Blocked URLs Can Still Be Indexed

John Mueller has responded to a common concern seen in Google Search Console where large numbers of URLs appear as “Indexed, though blocked by robots.txt”, helping clarify what this actually means and whether it requires action.

Large volumes of “indexed but blocked” URLs

The discussion began with a WooCommerce site owner who noticed over 51,000 URLs being flagged in Search Console under this status. These URLs were mainly generated through shopping cart parameters such as ?add-to-cart= and similar variations.

The site owner explained that they had implemented robots.txt rules to block these parameter-based URLs, but the issue appeared unexpectedly in recent weeks. This led to concerns that the robots.txt configuration might be causing unintended indexing behaviour or harming SEO performance.

They also questioned whether removing the robots.txt rules or adding noindex directives would be a better solution, particularly given the size of the site and concerns about crawl budget and potential side effects.

Are add-to-cart URLs meant to be indexed?

John Mueller clarified that URLs such as add-to-cart parameters do not need to be indexed at all. In his view, blocking them via robots.txt is an acceptable and common approach for handling this type of content.

He also explained that even if Search Console reports these URLs as indexed, they are not typically shown in normal search results. The reason is that these pages are not useful for search users and are generally not intended to be surfaced in Google Search.

Mueller’s response was as follows:

“You don’t need the add-to-cart URLs indexed. Blocking them with robots.txt is fine. Even if they get ‘indexed’ since they’re blocked by robots.txt, it’s unlikely that they’ll be shown in search (unless you do specific queries for those URLs, which users don’t do).”

How robots.txt affects crawling and indexing

A key part of the discussion is understanding what robots.txt actually does. It prevents Googlebot from crawling certain URLs, but it does not directly prevent Google from indexing a URL if it is discovered through other means, such as internal links.

This is why Search Console can still show URLs as indexed even when they are blocked from crawling. Google may know the URL exists, but it cannot access the content behind it.

This distinction often leads to confusion, as many assume blocking a URL in robots.txt automatically removes it from Google’s index, which is not technically the case.

Does “noindex” solve the problem?

One suggestion raised in the original discussion was to use a noindex meta tag for the parameterised URLs instead of relying on robots.txt alone.

However, this approach is not always practical in platforms like WooCommerce. These parameter URLs are often generated dynamically and may share the same templates as standard product pages. As a result, applying a noindex directive selectively can be difficult without affecting the main pages that should remain indexed.

In many cases, there is also no separate page content to manage, as these URLs do not represent unique landing pages in the traditional sense.
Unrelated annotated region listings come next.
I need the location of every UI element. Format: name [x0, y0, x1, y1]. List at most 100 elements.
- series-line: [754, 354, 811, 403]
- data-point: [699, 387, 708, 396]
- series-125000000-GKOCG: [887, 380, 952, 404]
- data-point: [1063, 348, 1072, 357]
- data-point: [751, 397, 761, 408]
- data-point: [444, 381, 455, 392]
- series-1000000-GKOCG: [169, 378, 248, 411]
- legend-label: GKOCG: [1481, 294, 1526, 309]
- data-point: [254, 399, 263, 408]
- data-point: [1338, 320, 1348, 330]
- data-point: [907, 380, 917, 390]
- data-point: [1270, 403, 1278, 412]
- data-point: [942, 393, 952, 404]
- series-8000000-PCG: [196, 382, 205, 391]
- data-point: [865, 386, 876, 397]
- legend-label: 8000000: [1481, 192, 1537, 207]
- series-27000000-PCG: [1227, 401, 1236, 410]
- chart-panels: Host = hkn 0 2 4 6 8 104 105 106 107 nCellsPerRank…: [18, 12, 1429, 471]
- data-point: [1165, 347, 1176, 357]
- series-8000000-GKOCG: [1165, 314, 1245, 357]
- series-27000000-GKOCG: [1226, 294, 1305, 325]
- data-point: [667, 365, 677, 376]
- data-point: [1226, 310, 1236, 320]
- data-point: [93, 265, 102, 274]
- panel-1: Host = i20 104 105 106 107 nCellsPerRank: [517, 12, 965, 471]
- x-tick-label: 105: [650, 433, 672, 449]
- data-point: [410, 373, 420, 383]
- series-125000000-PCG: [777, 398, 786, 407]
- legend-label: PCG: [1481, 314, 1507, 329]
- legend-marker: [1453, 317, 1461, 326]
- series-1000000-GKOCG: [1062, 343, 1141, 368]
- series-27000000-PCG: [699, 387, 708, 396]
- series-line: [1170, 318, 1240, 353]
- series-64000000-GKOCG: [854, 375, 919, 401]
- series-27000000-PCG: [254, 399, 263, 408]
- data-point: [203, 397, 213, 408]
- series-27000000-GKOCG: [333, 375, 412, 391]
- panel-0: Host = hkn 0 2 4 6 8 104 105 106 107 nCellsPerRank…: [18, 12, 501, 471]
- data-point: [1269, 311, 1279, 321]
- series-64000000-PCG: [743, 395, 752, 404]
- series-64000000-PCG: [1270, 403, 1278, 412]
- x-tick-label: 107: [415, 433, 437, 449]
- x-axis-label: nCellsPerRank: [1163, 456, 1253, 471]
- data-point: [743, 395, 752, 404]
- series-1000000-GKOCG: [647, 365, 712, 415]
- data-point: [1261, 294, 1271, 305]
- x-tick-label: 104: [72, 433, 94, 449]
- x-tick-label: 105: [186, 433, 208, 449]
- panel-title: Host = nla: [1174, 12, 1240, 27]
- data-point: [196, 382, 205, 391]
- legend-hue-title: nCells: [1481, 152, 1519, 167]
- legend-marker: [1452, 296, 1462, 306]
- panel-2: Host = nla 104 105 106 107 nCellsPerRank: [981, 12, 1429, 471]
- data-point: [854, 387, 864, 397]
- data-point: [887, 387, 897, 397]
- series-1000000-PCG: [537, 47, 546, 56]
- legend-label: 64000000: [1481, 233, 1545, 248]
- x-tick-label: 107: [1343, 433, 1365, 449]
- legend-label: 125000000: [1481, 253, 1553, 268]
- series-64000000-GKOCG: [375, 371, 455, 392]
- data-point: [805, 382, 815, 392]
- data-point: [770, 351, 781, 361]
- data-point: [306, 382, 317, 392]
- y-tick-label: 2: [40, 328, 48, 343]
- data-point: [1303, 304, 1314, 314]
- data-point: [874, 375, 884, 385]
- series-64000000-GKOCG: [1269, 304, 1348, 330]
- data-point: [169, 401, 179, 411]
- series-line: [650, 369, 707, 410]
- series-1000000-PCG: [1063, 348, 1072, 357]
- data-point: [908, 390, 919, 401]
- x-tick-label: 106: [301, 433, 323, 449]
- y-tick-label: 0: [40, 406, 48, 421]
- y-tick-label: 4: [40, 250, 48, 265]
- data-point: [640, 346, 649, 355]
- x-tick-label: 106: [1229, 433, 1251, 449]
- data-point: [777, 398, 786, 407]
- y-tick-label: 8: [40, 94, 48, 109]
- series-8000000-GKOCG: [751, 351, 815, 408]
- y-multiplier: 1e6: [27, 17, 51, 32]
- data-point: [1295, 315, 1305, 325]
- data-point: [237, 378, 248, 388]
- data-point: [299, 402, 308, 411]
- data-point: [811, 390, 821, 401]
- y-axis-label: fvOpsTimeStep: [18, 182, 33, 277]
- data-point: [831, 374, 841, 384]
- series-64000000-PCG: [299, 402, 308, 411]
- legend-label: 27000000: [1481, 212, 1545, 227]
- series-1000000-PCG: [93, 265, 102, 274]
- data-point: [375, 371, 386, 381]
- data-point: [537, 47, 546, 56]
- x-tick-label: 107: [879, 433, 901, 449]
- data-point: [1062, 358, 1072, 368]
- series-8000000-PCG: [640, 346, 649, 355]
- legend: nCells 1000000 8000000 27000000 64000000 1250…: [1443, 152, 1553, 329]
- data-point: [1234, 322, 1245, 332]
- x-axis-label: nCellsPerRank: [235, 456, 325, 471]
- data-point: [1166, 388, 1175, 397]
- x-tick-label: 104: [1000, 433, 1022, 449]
Why Google is discovering these URLs

Another likely explanation for the Search Console reports is internal linking. If add-to-cart parameters are included in links anywhere across the site—whether in product listings, buttons, or templates—Google may discover and record them even if they are blocked from crawling.

Once discovered, these URLs can be reported in Search Console, contributing to the “indexed though blocked” status.

Because of this, some SEO professionals recommend auditing internal links using crawling tools to identify where such URLs are being generated. In some cases, adjusting or removing these links, or adding a rel=”nofollow” attribute, can help reduce unnecessary discovery.

Should site owners be worried?

A key takeaway from Mueller’s explanation is that Search Console reports do not always reflect a real SEO problem. Instead, they often highlight technical conditions that look alarming but have little or no impact on search visibility.

In this scenario, add-to-cart URLs being blocked by robots.txt is generally considered an appropriate setup. These URLs are not meant for indexing, and blocking them is a standard way of preventing crawl waste.

However, it is still useful to understand how they are being discovered, especially on large e-commerce sites where parameter-based URLs can multiply quickly.

When additional steps may help

While robots.txt blocking is usually sufficient, site owners who want to tighten control may also review internal linking structures. Ensuring that unnecessary parameter links are not widely exposed can help reduce how often Google encounters them.

Where appropriate, adding a rel=”nofollow” attribute to links that generate these URLs can provide an additional signal to search engines, although it is important to remember that this is a hint rather than a strict directive.

Final thoughts

Mueller’s comments reinforce an important point in technical SEO: not every Search Console warning indicates a problem that needs fixing. Some reports simply reflect how Google discovers and categorises URLs, rather than issues affecting rankings or traffic.

In the case of add-to-cart URLs, blocking them via robots.txt remains a valid and widely used approach. The key is understanding what robots.txt does—and does not do—and focusing on whether those URLs are actually impacting users or search performance in a meaningful way.